In Figure 1 below, the blue line across the centre of the box has been drawn with a slope of approximately 1:100, sloping upwards from left to right. 1:100 is a fairly typical value for the slope of a front and as you can see, the slope is so shallow as to be barely perceptible. When diagrams showing a cross section through a front are drawn in books or articles the vertical scale is always exaggerated to make the slope look much steeper than it really is.
Figure 1: The blue line across the box has been drawn with a slope of approximately 1:100 which is typical for the slope of a weather front.
Figure 2: (a) Skew-T log-P diagram for Nottingham at 1200 GMT on 29/2/16. Pressure is the vertical co-ordinate, decreasing upwards and labelled on the left hand side of the graph in mb . Actual heights (in metres) have been added in black text next to some of the pressure values. Blue lines of constant temperature slope from bottom left to top right and are labelled along the bottom of the diagram. The 2 black lines show the temperature (right hand line) and dew point temperature (left hand line) recorded by the weather balloon. The horizontal red line indicates the level of the frontal boundary between the cool dry air and the warm moist air. © University of Wyoming (b) Surface pressure and fronts map for 1200 GMT on 29/2/16. The blue dot shows the location of Nottingham.
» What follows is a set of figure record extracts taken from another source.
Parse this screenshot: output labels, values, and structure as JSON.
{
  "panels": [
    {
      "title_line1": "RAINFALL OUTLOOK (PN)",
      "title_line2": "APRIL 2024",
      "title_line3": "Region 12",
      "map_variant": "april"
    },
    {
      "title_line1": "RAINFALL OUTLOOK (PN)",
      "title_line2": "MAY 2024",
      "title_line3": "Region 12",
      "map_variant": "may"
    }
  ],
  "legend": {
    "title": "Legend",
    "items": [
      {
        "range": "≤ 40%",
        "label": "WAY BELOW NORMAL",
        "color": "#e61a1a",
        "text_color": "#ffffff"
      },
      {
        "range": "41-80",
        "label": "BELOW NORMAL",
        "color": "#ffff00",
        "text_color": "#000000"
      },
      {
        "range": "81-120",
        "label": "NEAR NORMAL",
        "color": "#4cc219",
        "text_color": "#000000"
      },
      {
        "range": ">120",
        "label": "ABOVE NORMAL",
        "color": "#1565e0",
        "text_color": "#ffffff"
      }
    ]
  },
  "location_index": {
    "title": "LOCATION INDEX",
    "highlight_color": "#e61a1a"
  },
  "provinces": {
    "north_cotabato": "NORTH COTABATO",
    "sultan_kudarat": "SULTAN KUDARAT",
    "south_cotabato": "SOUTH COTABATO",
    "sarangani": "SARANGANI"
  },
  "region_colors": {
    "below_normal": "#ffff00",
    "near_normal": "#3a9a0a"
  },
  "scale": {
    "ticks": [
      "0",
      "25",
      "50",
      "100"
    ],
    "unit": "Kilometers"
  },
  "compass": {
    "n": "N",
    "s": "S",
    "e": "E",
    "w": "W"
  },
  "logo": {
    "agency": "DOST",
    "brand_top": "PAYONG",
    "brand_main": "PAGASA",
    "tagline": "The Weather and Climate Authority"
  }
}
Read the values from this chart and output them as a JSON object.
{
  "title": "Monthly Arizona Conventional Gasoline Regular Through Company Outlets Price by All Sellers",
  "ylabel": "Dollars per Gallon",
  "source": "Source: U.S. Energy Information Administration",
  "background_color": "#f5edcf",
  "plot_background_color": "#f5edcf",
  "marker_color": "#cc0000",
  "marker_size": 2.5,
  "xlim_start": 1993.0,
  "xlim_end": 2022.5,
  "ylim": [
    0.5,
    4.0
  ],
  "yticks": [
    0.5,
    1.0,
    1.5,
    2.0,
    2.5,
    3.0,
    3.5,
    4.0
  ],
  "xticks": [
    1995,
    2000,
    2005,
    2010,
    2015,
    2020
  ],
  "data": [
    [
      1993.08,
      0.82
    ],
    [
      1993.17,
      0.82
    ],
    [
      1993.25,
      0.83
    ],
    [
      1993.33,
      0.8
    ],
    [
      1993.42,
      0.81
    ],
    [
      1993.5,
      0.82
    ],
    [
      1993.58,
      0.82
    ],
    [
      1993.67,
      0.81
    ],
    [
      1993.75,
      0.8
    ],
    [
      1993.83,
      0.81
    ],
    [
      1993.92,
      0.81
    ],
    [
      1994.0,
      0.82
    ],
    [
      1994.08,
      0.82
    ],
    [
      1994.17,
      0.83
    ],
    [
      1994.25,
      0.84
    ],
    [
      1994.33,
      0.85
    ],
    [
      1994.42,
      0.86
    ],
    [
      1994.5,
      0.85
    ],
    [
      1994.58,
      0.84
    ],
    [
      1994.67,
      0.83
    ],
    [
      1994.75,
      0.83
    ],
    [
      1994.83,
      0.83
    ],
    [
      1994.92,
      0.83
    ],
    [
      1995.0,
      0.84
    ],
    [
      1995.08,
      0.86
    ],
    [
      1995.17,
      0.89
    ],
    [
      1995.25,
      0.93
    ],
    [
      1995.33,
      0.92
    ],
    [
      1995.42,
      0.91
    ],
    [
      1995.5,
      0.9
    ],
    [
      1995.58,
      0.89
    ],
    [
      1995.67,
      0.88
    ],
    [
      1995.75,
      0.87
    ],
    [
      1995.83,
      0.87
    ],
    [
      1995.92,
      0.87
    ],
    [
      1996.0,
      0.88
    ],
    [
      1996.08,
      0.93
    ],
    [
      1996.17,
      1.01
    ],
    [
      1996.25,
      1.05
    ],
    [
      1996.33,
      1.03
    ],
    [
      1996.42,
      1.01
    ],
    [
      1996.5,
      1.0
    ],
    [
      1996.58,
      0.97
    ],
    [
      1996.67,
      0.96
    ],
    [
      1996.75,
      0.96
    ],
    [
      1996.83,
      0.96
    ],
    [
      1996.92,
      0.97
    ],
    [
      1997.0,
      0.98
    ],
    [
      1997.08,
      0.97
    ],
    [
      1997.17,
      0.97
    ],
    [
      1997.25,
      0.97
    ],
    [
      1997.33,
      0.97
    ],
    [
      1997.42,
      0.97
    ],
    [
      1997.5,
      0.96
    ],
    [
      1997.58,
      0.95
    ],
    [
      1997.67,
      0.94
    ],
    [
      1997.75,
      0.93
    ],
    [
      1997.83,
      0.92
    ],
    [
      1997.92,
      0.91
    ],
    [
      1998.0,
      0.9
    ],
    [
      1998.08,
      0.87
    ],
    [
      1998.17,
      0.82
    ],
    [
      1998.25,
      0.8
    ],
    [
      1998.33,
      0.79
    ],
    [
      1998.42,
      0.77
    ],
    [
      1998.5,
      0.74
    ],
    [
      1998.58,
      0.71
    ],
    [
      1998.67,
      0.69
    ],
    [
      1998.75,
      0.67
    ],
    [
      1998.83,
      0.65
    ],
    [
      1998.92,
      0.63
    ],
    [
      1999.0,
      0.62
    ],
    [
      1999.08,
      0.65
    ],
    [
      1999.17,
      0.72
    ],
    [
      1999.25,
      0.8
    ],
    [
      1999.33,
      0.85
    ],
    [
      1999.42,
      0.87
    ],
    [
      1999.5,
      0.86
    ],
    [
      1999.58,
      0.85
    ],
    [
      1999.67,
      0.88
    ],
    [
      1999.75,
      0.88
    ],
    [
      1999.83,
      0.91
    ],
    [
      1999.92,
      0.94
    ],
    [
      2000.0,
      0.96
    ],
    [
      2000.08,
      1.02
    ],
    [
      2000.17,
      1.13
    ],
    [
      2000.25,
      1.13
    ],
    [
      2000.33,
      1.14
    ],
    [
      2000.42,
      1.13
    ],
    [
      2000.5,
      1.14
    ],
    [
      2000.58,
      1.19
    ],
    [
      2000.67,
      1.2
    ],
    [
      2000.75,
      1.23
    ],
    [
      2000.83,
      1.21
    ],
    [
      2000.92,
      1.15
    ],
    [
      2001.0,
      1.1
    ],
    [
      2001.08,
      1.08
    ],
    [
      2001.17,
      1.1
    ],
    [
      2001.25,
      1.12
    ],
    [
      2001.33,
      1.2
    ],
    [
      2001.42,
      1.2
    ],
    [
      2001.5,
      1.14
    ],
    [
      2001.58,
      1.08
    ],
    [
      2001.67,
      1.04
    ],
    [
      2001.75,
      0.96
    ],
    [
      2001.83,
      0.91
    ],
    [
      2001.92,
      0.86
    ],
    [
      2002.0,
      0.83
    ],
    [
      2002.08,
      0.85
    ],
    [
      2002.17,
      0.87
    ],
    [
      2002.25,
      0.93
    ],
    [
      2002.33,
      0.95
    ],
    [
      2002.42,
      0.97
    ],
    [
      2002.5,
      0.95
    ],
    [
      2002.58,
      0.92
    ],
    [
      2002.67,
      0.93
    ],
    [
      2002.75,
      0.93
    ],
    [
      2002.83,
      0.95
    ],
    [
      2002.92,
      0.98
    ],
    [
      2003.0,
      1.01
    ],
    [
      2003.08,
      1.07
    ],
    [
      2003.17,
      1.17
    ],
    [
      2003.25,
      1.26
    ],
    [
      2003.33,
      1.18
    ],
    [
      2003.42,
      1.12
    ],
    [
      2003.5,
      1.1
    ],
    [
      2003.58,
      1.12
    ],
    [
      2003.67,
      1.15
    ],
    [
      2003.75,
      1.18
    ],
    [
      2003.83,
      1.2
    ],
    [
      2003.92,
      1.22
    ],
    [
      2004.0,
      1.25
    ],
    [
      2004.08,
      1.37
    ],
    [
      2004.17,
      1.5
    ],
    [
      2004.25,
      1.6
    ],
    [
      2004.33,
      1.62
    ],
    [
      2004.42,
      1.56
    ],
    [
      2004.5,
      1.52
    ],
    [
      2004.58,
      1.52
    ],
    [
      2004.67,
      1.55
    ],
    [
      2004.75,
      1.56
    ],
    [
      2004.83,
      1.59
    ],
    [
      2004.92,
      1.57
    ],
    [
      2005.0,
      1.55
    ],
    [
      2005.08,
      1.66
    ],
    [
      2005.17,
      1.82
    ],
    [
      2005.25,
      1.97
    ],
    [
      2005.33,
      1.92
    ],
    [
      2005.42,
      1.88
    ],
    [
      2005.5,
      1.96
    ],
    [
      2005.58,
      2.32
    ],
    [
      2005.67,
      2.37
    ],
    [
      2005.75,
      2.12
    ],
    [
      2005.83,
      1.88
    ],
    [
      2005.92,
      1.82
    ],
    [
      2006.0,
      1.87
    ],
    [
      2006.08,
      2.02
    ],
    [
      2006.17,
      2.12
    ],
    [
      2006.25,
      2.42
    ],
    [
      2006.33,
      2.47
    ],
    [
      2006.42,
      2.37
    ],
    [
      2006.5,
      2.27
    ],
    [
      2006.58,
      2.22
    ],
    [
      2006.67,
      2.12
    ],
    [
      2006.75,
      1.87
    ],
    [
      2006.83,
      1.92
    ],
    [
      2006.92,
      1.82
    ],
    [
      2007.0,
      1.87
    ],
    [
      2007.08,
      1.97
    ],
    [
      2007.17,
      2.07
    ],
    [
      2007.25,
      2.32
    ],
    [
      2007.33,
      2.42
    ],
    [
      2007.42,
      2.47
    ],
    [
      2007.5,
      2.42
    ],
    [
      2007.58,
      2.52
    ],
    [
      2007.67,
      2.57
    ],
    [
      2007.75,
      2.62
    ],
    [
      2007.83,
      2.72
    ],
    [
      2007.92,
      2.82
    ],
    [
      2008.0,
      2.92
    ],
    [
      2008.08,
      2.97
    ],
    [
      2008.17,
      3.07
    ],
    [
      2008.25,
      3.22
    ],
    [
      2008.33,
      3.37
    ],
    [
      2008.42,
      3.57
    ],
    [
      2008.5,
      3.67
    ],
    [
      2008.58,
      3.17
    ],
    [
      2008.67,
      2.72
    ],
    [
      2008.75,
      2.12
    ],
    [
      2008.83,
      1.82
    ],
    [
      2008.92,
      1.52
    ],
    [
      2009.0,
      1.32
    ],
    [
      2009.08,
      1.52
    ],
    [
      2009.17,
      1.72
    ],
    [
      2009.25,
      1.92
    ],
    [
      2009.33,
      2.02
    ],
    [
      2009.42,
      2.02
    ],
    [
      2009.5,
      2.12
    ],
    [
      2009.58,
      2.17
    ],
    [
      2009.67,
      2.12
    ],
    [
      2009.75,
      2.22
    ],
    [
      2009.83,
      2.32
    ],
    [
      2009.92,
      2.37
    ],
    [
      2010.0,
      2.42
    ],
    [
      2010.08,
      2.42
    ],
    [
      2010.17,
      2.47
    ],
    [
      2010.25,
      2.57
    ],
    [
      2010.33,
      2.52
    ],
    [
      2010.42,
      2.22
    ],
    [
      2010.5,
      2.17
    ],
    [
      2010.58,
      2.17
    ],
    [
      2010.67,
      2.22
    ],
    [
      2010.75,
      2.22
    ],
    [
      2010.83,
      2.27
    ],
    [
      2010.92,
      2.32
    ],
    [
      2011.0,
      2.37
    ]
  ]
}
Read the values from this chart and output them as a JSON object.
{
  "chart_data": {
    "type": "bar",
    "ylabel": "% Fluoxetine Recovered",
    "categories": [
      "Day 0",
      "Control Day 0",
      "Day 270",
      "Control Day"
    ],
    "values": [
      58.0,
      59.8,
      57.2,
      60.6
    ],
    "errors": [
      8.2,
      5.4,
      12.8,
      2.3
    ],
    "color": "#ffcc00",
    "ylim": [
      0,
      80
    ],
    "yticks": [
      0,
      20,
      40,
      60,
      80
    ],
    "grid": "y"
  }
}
Figure 3: (a) Skew-T log-P diagram for Camborne in Cornwall at 0000 GMT on 23 February 2016, in the same format as Figure 2(a)© University of Wyoming. (b) Met Office surface chart for the same time. The location of Camborne is shown by the blue dot. The vertical level of the front is marked by the horizontal red line.
Figure 3 shows a similar pair of diagrams to Figure 2, but in this case for 0000 GMT on 3 February 2016. In this case a cold front is located about 300km to the south of Camborne in Cornwall, shown by the blue dot on the weather map. Although the transition between the cool dry air and the warm moist air is not quite so clear-cut in this case, there is still a distinct change of air mass shown by the radiosonde temperature profile, with cool dry air below 650mb and warmer, moister air above this level. The change is most obvious in the dew-point temperature which increases from -40°C at 700mb to about -12°C at 650mb. In this case the slope of the front is approximately 1:80. This reflects the fact that cold fronts tend to have a steeper slope than warm fronts.
In both of the examples shown here the temperature and humidity increased with height as the balloon passed through the frontal boundary even though one was a warm front and the other was a cold front, because warm air is above cold air on both fronts. How then can we tell what type of front the balloon has passed through if we don’t have a weather map to show us? The answer is that with just the temperature and humidity information presented here we can’t – we would just know that there is a front of some type. A second balloon launch at a nearby location might help us work out which way the front was sloping. However, weather balloons also record the wind speed and direction as they ascend and changes in wind direction with height can tell us what type of front we were looking at. If the wind is veering with height (ie changing its direction in a clockwise sense around the compass) below the frontal boundary then the front is a warm front. If the wind is backing with height (ie changing its direction in an anticlockwise sense around the compass) then the front is a cold front.
In the warm front example here (for Nottingham) the wind near the surface was southerly but the wind at the level of the front was westerly, and so has veered with height. In the cold front example (Camborne) the wind at the surface was northerly but the wind at the level of the front was northwesterly so the wind has backed with height.